The common early “repair” for the rootkit-damaged computers was to reinstall Windows. This is a hair-raising task even for those rare few of us who try to maintain proper and timely computer backups – a process that Microsoft’s security upgrades in turn frequently break! And the need to reinstall Windows often becomes the motivating factor for one to throw away one’s computer and start afresh. Worse, to those 99 percent of Windows users who do not maintain proper backups and who store their work at Microsoft’s default locations, reinstalling Windows may well mean losing months or years of their work. And all because customers purchased and listened to a Sony CD on their computer?!
James L. Adcock
Bellevue, WA
An Opportunity?
One of the most interesting things about technology is the surprising ways that its various fields influence each other.
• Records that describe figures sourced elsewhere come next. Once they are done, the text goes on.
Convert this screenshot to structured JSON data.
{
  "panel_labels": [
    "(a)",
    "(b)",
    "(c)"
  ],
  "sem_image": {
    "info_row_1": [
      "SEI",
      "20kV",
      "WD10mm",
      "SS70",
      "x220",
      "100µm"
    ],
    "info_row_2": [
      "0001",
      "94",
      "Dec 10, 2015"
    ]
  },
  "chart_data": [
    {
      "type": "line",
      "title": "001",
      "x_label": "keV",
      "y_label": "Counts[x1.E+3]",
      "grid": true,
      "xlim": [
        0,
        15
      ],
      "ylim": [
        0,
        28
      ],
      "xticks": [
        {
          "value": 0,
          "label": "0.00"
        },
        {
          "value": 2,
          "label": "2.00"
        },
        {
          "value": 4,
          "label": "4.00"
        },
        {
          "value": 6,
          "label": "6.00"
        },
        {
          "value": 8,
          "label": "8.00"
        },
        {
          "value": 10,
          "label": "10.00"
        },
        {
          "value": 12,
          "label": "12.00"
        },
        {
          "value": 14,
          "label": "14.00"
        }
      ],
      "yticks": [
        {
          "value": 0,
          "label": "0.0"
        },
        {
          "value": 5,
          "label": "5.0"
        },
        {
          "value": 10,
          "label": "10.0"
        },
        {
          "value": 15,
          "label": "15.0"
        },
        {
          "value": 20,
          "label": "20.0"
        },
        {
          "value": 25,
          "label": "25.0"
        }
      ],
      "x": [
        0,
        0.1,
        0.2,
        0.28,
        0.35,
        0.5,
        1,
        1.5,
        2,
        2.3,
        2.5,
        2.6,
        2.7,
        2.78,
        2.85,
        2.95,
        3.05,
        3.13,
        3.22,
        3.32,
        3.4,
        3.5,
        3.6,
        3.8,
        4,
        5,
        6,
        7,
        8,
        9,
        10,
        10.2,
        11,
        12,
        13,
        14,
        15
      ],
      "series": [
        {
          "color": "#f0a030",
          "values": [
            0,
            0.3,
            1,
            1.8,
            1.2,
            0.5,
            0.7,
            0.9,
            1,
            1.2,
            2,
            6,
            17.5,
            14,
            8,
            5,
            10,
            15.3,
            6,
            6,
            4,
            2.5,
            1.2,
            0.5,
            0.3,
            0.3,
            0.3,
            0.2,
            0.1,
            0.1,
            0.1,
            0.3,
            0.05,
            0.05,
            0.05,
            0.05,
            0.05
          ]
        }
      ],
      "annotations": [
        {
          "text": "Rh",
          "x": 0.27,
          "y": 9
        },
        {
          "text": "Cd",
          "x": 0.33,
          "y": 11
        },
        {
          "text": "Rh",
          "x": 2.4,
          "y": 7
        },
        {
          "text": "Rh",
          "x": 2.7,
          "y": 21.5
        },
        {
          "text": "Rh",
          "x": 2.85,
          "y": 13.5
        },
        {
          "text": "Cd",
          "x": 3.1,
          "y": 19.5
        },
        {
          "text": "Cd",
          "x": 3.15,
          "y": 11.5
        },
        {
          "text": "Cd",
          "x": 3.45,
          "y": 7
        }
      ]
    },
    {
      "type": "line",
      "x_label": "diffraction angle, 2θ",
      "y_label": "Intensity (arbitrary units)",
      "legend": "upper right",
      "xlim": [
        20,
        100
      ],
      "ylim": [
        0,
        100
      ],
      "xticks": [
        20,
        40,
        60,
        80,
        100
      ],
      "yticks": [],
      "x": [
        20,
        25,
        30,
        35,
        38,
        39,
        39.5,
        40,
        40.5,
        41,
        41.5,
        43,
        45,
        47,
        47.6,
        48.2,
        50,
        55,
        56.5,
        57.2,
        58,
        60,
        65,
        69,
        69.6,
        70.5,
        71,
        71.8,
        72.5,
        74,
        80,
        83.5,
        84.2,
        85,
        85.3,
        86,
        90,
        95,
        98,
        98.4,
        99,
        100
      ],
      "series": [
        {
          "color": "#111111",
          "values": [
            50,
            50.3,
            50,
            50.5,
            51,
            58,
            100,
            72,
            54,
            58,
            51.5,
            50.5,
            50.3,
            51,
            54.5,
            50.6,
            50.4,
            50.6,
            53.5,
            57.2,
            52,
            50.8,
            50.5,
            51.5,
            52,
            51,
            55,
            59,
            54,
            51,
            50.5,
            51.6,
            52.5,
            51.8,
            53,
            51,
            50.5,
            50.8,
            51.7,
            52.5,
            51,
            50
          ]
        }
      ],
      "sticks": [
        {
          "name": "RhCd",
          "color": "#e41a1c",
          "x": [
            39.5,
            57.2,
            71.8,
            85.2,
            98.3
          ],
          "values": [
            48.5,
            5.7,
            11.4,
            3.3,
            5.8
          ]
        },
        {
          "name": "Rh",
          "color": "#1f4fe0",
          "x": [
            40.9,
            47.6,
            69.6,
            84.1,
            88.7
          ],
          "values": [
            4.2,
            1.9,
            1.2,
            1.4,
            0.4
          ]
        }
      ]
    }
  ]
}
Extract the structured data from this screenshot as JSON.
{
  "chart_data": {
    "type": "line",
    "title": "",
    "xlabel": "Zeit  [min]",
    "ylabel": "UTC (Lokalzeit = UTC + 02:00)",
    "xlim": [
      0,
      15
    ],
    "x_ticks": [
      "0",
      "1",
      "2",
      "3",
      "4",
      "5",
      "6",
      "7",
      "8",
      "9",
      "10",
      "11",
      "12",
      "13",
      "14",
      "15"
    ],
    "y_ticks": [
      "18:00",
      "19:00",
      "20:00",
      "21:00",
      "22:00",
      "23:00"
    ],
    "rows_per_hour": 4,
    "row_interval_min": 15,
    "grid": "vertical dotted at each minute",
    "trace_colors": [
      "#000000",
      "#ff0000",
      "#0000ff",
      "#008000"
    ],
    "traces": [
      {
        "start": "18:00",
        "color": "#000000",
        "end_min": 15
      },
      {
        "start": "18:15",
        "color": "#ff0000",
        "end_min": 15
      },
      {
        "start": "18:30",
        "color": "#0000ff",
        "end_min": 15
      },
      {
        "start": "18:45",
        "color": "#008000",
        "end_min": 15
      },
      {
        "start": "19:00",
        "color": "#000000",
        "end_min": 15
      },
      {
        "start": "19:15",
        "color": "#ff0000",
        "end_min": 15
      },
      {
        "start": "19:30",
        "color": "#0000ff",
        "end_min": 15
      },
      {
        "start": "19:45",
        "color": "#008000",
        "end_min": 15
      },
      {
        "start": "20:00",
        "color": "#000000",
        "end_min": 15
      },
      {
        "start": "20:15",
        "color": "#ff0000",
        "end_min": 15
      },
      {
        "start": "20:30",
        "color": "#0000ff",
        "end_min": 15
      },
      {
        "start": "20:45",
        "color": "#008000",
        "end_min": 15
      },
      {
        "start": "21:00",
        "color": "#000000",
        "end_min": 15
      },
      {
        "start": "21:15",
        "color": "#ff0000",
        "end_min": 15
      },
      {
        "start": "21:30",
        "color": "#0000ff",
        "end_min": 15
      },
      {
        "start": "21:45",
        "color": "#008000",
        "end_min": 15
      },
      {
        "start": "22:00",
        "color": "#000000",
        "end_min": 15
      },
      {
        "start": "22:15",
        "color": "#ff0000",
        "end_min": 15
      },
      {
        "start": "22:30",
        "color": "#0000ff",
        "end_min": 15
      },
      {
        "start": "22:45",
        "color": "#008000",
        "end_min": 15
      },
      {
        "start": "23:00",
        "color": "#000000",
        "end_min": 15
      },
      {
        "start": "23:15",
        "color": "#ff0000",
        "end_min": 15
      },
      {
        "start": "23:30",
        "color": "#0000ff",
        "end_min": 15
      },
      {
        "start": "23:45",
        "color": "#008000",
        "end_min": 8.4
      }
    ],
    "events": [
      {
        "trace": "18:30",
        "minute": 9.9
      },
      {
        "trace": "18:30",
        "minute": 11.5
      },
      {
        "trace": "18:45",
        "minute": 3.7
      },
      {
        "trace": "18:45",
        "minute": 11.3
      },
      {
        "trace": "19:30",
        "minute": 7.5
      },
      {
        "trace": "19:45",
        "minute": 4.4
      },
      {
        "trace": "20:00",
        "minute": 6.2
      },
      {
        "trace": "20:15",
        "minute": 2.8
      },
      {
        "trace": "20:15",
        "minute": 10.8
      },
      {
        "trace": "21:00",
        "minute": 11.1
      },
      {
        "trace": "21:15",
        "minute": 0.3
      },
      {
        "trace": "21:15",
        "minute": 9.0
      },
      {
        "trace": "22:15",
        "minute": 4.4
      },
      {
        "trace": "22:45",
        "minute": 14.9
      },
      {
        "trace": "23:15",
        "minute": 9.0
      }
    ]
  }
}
I was reading the May/June 2006 issue, and a missed opportunity struck me as I finished reading the “Forward” piece on GE’s work to drive the hydrogen economy by delivering “a potentially inexpensive, mass-manufacturable version of the technology” for electrolysis of water (“Hydrogen on the Cheap”), and then flipped a few pages further to find a “Notebook” essay by Professor Schrock regarding his work on producing ammonia (“Nitrogen Fix”). He writes, “In the presence of protons and electrons in a nonaqueous medium, dinitrogen is reduced to ammonia with an efficiency in electrons of around 65 percent; the remaining electrons are used to make dihydrogen, which is in this context a wasteful and undesirable product.” I’m thinking the scientists at GE would find this of great interest; dihydrogen is exactly what they’re striving to make. While I’m sure there are difficulties (of, say, transportation and logistics) in using the waste stream from Professor Schrock’s work, an industrially viable process to make both ammonia and hydrogen sounds like a winner to me.
Jeff Goldberg
Framingham, MA
Clarification
In the May/June 2006 article “Nanocrystal Displays,” Jonathan Steckel was identified as one of the key researchers behind the technology of the featured company, QD Vision. He is also one of the company’s founders.